Noregian Kjøttkake Meatballs
Yield 4 -6 servings
- 1 pound lean ground beef
- 1/2 pound ground pork
- 2 egg, lightly beaten
- 1 1/2 cups bread crumbs regular, whole wheat, gluten-free or Panko
- 1 cup whole milk
- 2 teaspoons salt
- 1 teaspoon ground pepper
- 1/2 teaspoon ground nutmeg
- 1/2 teaspoon ground ginger
- 1/2 teaspoon allspice
- 8 tablespoons (1 stick or 1/2 cup) butter; divided
- 1/2 cup flour
- 4 cups beef stock
- 1/4 cup sour cream
- Salt and pepper, to taste
- Lingonberry jam or Red Currant jelly
- In a large bowl, add the milk and bread crumbs. Allow the milk to be absorbed by the bread crumbs and then whisk in the eggs and spices (salt, pepper, nutmeg, ginger, and allspice). Mix until incorporated. Then add the ground meats and with your finger tips, lightly mix the milk-bread crumb mixture into the meat mixture until well combined being mindful not to compact the mixture tightly. This step makes for a light meatball rather than a dense one.

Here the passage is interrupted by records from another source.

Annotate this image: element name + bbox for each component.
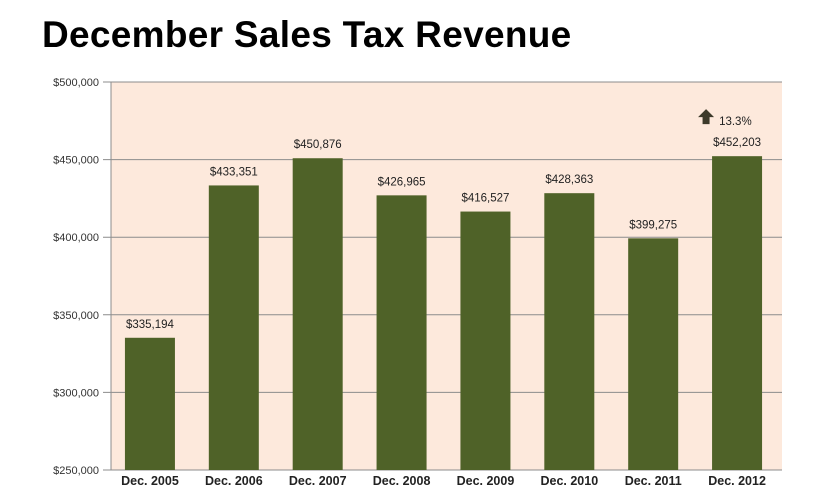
x-tick-label: Dec. 2010 xyxy=(540,474,598,488)
x-tick-label: Dec. 2007 xyxy=(289,474,347,488)
bar xyxy=(544,193,595,471)
bar xyxy=(628,238,679,470)
data-label: $335,194 xyxy=(126,319,175,331)
bar xyxy=(460,211,511,470)
data-label: $426,965 xyxy=(378,176,426,188)
x-tick-label: Dec. 2012 xyxy=(708,474,766,488)
x-tick-label: Dec. 2009 xyxy=(457,474,515,488)
data-label: $450,876 xyxy=(294,139,342,151)
data-label: $428,363 xyxy=(545,174,593,186)
x-tick-label: Dec. 2008 xyxy=(373,474,431,488)
bar xyxy=(208,185,259,470)
data-label: $399,275 xyxy=(629,219,677,231)
bar xyxy=(376,195,427,470)
x-tick-label: Dec. 2011 xyxy=(625,474,682,488)
bar xyxy=(124,337,175,470)
bar xyxy=(292,158,343,470)
y-tick-label: $500,000 xyxy=(53,77,99,89)
up-arrow-icon xyxy=(698,109,715,125)
bar xyxy=(712,156,763,470)
x-tick-label: Dec. 2005 xyxy=(121,474,179,488)
y-tick-label: $350,000 xyxy=(53,310,99,322)
data-label: $416,527 xyxy=(461,193,509,205)
y-tick-label: $400,000 xyxy=(53,232,99,244)
y-tick-label: $300,000 xyxy=(53,387,99,399)
chart-title: December Sales Tax Revenue xyxy=(42,14,572,55)
y-tick-label: $250,000 xyxy=(53,465,99,477)
data-label: $433,351 xyxy=(210,166,258,178)
data-label: $452,203 xyxy=(713,137,761,149)
x-tick-label: Dec. 2006 xyxy=(205,474,263,488)
y-tick-label: $450,000 xyxy=(53,155,99,167)
annotation-label: 13.3% xyxy=(719,116,752,128)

- Form the meat into 2-oz balls (about the size of golf balls). Into a large skillet or Dutch oven over medium heat, melt half the butter (4 tbsp) and lightly fry the meatballs, turning until they are browned on all sides, but not cooked through. You may need to work in two batches. Once all the meatballs have been browned remove them from pan and set aside while you prepare the gravy.

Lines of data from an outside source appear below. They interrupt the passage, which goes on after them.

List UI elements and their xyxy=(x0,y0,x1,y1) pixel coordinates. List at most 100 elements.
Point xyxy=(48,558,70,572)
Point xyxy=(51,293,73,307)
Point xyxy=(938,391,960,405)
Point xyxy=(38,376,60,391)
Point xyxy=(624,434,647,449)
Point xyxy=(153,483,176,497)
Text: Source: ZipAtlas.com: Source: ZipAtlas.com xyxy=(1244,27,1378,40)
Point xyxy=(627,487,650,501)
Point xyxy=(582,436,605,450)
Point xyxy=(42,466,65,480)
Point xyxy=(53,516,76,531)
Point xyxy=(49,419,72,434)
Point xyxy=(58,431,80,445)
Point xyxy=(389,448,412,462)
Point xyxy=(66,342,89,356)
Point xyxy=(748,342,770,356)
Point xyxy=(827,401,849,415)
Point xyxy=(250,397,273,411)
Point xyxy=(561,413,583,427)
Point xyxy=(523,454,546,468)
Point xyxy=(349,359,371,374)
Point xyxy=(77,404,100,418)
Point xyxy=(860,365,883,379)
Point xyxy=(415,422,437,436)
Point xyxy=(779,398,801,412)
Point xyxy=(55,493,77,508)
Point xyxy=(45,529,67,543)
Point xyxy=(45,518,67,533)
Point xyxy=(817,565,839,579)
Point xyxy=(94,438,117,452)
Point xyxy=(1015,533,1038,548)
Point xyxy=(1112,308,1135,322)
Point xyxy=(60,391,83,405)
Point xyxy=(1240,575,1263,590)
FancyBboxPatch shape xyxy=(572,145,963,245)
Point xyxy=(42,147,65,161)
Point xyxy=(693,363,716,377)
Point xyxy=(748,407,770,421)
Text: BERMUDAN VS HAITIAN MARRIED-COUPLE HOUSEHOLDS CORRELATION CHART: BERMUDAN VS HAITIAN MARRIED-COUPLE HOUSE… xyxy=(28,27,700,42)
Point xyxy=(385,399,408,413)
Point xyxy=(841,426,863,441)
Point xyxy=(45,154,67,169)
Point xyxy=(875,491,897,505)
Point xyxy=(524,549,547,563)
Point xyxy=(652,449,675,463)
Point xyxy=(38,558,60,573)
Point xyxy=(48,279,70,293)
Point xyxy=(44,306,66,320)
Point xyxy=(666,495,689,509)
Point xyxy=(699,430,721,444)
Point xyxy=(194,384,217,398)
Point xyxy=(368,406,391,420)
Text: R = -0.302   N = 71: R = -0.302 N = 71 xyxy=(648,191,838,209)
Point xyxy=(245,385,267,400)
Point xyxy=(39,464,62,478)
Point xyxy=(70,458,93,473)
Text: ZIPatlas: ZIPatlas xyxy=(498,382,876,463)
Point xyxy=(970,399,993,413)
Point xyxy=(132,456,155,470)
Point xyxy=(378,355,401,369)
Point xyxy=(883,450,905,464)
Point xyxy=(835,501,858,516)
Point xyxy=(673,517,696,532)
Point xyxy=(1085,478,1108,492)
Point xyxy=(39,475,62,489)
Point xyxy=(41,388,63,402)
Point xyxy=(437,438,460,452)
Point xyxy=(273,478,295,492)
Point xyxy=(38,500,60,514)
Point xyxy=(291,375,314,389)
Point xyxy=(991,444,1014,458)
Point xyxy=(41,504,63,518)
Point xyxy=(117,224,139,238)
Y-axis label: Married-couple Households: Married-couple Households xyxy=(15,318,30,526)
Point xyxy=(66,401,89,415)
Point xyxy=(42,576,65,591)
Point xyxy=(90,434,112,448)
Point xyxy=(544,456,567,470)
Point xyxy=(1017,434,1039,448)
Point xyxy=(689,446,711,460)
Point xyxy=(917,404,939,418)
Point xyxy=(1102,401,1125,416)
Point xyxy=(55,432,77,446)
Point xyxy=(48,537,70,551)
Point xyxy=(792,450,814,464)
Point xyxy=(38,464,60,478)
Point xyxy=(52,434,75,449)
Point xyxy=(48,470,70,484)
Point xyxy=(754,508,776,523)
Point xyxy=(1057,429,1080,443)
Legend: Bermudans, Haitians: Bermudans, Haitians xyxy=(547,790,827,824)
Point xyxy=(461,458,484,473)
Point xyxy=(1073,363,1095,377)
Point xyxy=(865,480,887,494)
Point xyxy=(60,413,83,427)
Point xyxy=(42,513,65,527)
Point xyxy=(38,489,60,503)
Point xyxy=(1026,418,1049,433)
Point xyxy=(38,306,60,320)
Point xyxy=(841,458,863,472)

- Into the same skillet or Dutch oven you cooked the meatballs in, add the remaining 4 tbsp butter over medium-low heat. Stir in the flour to make a roux and allow to cook for a minute - the roux will still be blonde in color. Then slowly whisk the broth into the roux. Once the roux is incorporated into the broth, turn the heat up to medium and add the meatballs back into the pan and cook for about 20 minutes over medium heat until the meatballs are cooked through. The gravy should come to a boil and thicken as the meatballs simmer. If the gravy is too thick, add a little more broth (or water) to thin it to your desired consistency. If the gravy is too thin you can cook a little longer allowing the sauce to reduce to your desired consistency.
- Once your desired consistency is reached, remove the pan from the heat and whisk in the sour cream (see notes). Taste the sauce and adjust your seasonings to your desired tastes.
- Serve with mashed potatoes, seasonal vegetables and Lingonberry jam
Lingonberry Jam is becoming increasing popular here in the United States and I've seen it in my local grocery store. However, if Lingonberry Jam in not available in your area, it is easy substituted with Red Currant jelly. Another note is to use full-fat sour cream and milk. Keep the heat low when you add the sour cream, and to do it right at the end of cooking as it does not need to come to a boil. It will also be less likely to curdle if it's not too cold, so instead of using it straight from the refrigerator, let the sour cream come up to room temperature. Fat content also affects how dairy products behave when heated. While it may be tempting to save a few calories by using half-and-half or other lower-fat products, full-fat cream is more stable when added to hot foods and if the above steps are followed, should not separate in your sauce.